Three jobs in `.github/workflows/ci.yml`, all on `ubuntu-latest`, triggered on every PR and push to `main`/`improvements`.

| Job | What it runs |
|-----|-------------|
| `frontend-ci` | `bun install`, Biome lint + format check, `tsc` typecheck, Vitest, `bun run build:web` |
| `backend-ci` | ruff lint + format check, pytest (lightweight subset — no torch/mlx) |
| `rust-check` | `cargo check` + `cargo clippy -- -D warnings` |

**Critical:** backend CI installs only `fastapi httpx pydantic pytest pytest-asyncio python-multipart ruff sqlalchemy starlette` — no torch, no transformers, no soundfile. If you add an import of a heavy package at module level in a file that is tested, CI will fail. Keep heavy deps as lazy imports inside functions.
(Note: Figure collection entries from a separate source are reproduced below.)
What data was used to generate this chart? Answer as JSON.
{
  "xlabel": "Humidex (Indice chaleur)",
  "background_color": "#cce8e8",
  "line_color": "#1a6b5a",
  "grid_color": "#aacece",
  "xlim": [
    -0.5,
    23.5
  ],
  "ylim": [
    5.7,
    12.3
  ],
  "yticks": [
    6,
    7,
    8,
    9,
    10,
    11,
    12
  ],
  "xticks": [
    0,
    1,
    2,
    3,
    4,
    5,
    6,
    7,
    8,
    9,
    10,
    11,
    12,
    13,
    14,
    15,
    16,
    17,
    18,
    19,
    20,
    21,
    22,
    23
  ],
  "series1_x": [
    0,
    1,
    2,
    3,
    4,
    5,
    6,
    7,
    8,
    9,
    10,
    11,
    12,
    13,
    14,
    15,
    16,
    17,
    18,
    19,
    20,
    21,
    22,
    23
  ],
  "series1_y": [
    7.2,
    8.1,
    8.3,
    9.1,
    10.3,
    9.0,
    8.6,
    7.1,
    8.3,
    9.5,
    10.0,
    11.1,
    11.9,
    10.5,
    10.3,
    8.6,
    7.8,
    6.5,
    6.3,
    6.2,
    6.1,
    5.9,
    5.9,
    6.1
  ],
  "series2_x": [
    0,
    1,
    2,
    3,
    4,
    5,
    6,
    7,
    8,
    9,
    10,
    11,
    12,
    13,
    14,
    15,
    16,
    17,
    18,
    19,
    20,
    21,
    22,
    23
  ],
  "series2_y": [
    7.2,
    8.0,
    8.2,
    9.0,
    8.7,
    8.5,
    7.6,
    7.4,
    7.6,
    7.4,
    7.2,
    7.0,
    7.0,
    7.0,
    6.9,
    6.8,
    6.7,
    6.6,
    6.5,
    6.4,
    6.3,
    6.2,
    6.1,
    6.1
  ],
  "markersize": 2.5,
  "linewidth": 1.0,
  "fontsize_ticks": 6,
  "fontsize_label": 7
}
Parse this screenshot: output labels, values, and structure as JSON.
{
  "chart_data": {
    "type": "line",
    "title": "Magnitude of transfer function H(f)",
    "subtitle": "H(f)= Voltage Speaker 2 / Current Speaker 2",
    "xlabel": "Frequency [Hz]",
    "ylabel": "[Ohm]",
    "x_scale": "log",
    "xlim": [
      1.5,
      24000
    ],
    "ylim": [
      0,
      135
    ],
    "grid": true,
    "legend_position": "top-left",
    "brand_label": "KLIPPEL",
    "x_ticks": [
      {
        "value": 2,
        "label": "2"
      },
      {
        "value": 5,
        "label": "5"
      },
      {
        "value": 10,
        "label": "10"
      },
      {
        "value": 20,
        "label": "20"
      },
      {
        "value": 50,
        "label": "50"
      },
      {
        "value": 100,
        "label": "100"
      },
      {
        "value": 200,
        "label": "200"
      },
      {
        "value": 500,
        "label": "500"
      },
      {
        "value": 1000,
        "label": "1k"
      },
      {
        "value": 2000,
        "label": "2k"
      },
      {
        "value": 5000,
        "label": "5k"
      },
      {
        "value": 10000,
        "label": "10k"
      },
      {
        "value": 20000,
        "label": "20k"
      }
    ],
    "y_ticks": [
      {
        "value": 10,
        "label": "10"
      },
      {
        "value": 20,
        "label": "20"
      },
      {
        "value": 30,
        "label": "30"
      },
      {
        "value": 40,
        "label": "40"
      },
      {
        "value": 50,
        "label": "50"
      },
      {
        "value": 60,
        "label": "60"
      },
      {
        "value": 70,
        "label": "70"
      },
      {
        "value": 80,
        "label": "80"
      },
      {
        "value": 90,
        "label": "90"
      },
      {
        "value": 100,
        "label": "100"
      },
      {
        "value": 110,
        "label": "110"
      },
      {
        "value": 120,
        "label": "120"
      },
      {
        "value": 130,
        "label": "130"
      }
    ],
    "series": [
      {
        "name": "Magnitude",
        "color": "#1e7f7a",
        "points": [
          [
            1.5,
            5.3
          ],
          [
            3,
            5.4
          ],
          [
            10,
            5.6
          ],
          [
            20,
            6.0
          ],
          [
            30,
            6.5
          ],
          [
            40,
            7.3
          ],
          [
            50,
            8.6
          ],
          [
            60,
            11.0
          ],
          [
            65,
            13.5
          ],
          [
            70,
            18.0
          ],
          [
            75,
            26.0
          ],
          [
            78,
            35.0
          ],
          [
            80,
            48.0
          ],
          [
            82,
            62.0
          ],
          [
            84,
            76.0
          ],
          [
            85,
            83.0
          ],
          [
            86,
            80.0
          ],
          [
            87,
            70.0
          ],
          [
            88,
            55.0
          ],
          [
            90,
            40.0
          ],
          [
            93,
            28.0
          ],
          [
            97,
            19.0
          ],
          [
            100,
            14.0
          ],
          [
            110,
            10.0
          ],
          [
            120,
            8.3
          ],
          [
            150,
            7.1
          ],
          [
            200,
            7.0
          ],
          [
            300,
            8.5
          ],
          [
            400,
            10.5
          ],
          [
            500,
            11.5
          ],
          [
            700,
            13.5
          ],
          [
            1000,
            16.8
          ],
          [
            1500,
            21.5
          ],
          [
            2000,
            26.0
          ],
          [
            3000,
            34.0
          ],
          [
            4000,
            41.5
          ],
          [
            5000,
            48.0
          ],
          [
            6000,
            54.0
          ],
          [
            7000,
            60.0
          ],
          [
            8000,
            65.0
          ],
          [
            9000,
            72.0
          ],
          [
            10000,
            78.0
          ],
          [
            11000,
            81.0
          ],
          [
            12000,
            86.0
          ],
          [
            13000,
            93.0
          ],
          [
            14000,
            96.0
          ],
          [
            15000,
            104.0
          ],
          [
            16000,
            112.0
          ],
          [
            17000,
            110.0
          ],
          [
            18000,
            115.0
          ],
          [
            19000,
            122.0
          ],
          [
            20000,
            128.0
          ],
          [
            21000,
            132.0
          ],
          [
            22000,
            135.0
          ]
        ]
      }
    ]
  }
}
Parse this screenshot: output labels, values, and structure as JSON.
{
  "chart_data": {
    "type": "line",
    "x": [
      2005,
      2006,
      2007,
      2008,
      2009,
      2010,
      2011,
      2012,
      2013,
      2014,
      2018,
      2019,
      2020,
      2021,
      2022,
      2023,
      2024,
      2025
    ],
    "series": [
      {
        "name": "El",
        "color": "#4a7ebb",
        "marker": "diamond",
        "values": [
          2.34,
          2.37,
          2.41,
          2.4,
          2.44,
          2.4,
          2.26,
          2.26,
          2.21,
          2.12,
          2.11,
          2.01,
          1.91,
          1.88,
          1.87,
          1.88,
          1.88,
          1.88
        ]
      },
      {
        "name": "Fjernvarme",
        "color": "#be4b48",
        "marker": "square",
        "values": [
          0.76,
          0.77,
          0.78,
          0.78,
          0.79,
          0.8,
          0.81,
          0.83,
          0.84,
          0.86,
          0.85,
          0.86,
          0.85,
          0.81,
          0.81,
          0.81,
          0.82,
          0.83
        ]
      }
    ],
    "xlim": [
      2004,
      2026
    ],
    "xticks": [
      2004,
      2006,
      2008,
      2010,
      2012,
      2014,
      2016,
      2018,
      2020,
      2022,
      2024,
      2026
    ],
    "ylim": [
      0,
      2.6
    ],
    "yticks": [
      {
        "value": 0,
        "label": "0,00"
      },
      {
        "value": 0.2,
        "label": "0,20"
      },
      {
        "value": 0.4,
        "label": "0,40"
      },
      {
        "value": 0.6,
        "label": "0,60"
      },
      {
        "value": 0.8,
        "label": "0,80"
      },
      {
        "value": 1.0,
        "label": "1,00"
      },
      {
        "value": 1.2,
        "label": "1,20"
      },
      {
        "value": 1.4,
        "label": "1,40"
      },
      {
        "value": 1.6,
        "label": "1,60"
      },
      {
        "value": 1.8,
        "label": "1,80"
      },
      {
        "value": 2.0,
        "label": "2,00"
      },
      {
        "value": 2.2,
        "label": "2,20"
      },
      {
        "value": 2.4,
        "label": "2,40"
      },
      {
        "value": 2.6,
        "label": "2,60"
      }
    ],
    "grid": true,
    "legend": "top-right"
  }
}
Rust CI stubs the external sidecar binaries (`tauri/src-tauri/binaries/`) so `tauri_build` doesn't error on Linux.

---

## `.agents/skills/` directory

Reusable workflow definitions for common tasks:

| Skill | Purpose |
|-------|---------|
| `add-tts-engine` | Full workflow for adding a new TTS engine |
| `draft-release-notes` | Generate release notes from commit history |
| `release-bump` | Bump version across all config files (Cargo.toml, package.json, pyproject.toml, tauri.conf.json) |
| `triage-prs` | Triage open pull requests |

Invoke via your agent harness: `/<skill-name>` or reference the file directly for step-by-step instructions.